Are churn rates for over the leading over the top video services high or low? The answer, of course, is always “in relation to what?”
Netflix subscriber churn, for example, might be considered quite low for a consumer service.
Over the last year, four percent of U.S. broadband households cancelled their Netflix service, representing nearly nine percent of Netflix’s current subscriber base. At 0.075 percent monthly churn, that represents a churn rate lower than experienced by AT&T and Verizon Mobile, for example.
Hulu Plus customers churn at higher rates. Over a year, Hulu Plus churn is in the 50 percent range, meaning that about four percent a month, which most observers would consider high churn.
Other services fare even worse, with churn rates as high as 60 percent annually, or about five percent a month.
Currently, 85 percent of U.S. broadband households subscribe to a linear video subscription service, while 59 percent of U.S. broadband households have an over the top video subscription.
Of those who use OTT video, a bit fewer than half use two or more OTT services.
Half a decade ago, for example, mobile subscriber churn was far higher than it is today. About 2010, monthly churn of two percent to three percent a month among some of the largest four U.S. mobile service providers was not unusual.

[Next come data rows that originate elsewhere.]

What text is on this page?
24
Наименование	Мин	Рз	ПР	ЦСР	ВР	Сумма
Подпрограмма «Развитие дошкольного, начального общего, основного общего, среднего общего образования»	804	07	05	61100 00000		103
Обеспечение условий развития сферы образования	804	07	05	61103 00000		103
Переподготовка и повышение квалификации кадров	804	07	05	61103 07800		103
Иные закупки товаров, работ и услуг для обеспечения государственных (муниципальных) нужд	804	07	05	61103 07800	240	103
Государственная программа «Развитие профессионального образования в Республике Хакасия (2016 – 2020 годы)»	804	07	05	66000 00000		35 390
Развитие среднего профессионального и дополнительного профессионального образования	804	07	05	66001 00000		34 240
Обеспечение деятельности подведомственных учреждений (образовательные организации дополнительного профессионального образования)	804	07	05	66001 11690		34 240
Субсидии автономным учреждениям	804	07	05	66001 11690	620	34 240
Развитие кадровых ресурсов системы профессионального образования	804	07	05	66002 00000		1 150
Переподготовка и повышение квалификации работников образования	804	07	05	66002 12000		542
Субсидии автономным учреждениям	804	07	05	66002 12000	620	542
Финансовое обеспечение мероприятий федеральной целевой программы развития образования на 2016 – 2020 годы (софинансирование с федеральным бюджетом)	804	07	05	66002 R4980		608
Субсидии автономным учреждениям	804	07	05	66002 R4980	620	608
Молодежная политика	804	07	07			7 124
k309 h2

And churn has consequences, tending to decrease the average lifetime value of any account.
High churn rates might be explained in different ways for apps (especially free or low cost apps), as compared to low-cost or high-cost subscription services. Very high rates of churn--well beyond three to five percent a month--might be normal for mobile apps, for example, where consumers sample lots of apps and find most not to have long-term value, leading to high churn rates.
Churn also tends to be higher for new services consumers are unfamiliar with, since there is lots of sampling.
Churn is a more-serious problem for established products that consumers understand well. High churn for those sorts of products tends to indicate some consumer issue with the product.
The point is that Netflix seems to be a service with very low churn, even when one might otherwise predict high levels of churn.
Netflix--especially the streaming product--is a new type of product, competing against many other functional substitutes.